Now farmers don’t mind it if their land is acquired. And the government has little incentive to acquire unless there is true economic value for the city in doing so.

Grain of sand said...

The other side of the coin (for the sake of argument) -

1. Land was acquired at 5x the prevailing market price (WSJ, Sep 6 - - needs online access). This was incorporating the projected value rise due to economic activity. This was the primary reason why so many farmers SOLD their land to the project in the first place. One could argue whether the price is adequate (despite the higher than then current prices paid by Tatas). On principle, should the fair price be the post-project price or pre-project value of the land acquired?

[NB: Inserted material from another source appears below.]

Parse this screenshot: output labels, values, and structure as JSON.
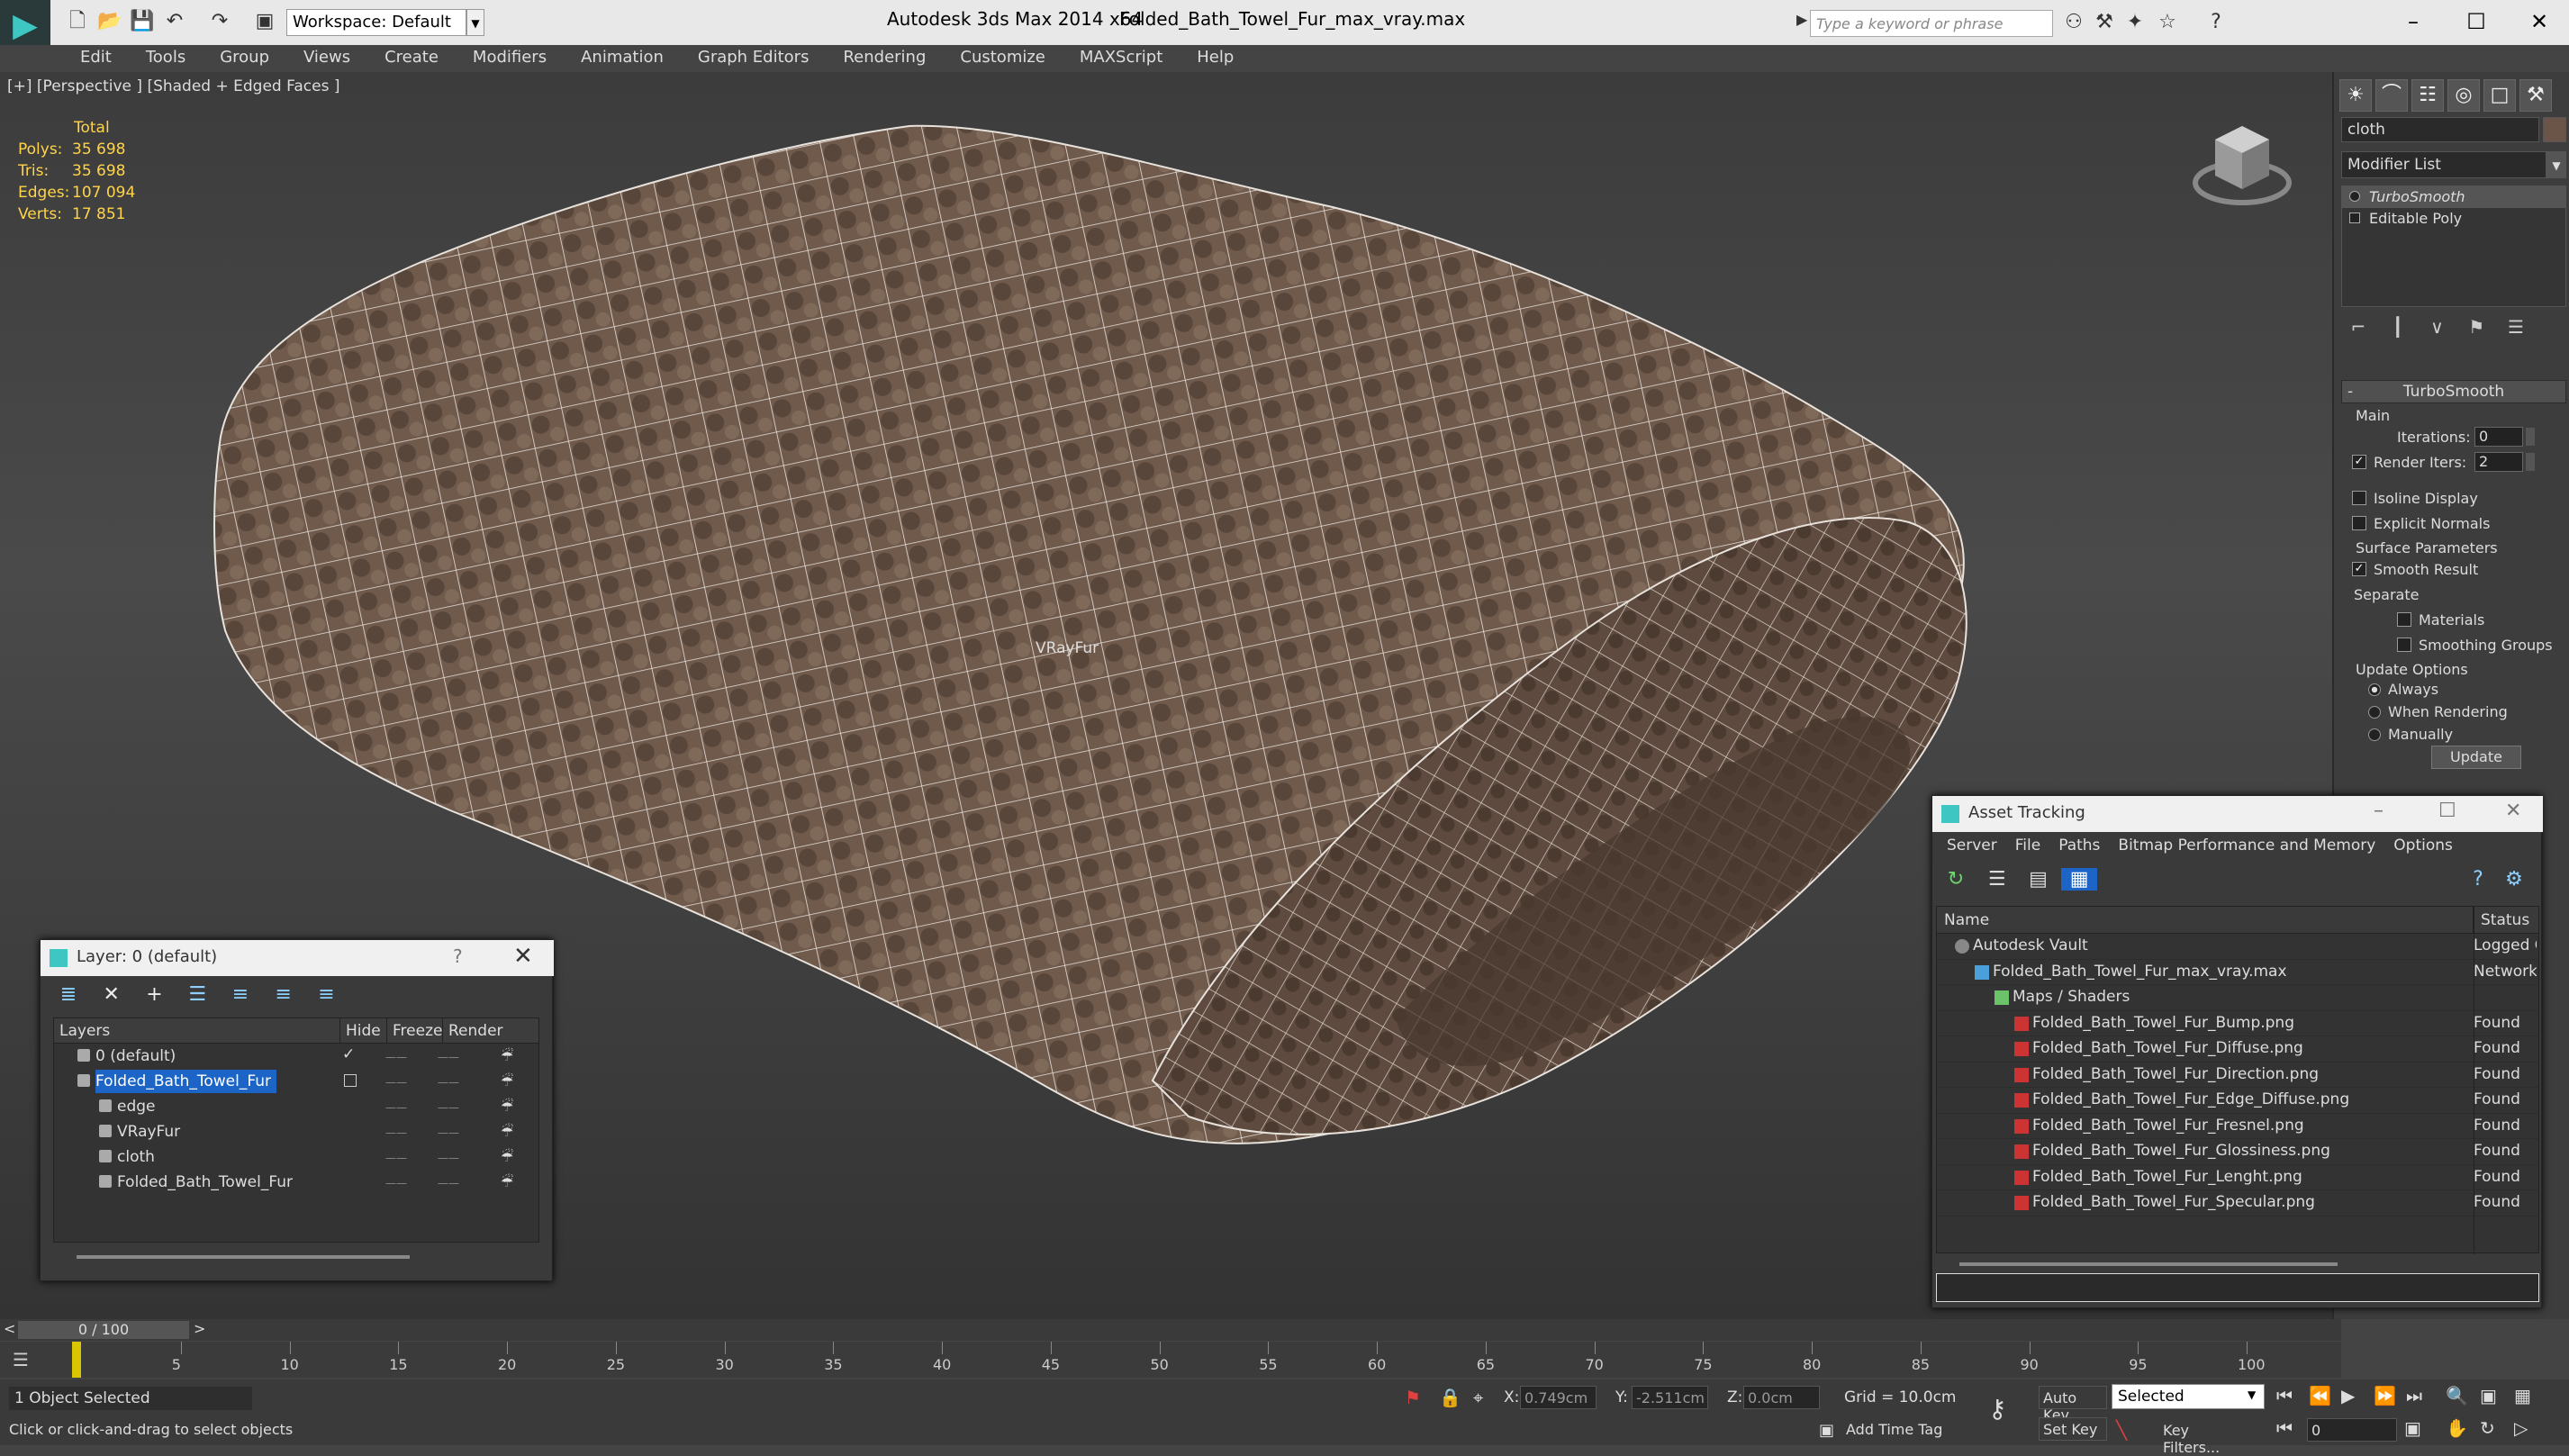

2. The larger than required land bank for the project - the factory needs to expand sometime in the future. why give up the option? I am glad the Tatas are rightly thinking big.

BTW - is it a land value arbitrage for the Tatas? (read in conjunction with previous point).

3. Singur's development - What was the economic condition in Singur before the project was announced? What is it today? Does it address spirit of eminent domain?

4. Is this truly a fairness issue or a country's development being hijacked by political forces?

Domino said...

:) Grain of sand, to answer your point (4) it is a political issue.

However, allow me to play Devil's advocate for a moment. There is a difference between value when you have a choice and value when you don't.

I'll give you an example. A laborer got run over by a car in the late 1980s in India. He lost his legs. His family went to court and the court awarded him his annual income multiplied by his expected working life adjusted for inflation plus all his medical costs. They didn't discount it. How much did it amount to? Less than Rs. 500,000.

On the one hand, the amount the family received was much more than he could possibly have expected to earn in his life, based on what they knew at the time. On the other hand, if you now consider it in hindsight, it was nowhere close to enough, considering what happened to prices and the fact that he lost his ability to do the only thing he knew how.

But, the point is not really about whether the amount is fair, but whether he had a choice. The unfairness is that the buyer set the price for his legs and the he really had to take it.

The same, in a sense, is true for eminent domain. If you have no choice, it'll seem unfair, not because the compensation is necessarily unfair, but because choice itself has a value, and the deprivation of choice is unfair.

Having said that, in this case, the issues are mostly political gamesmanship.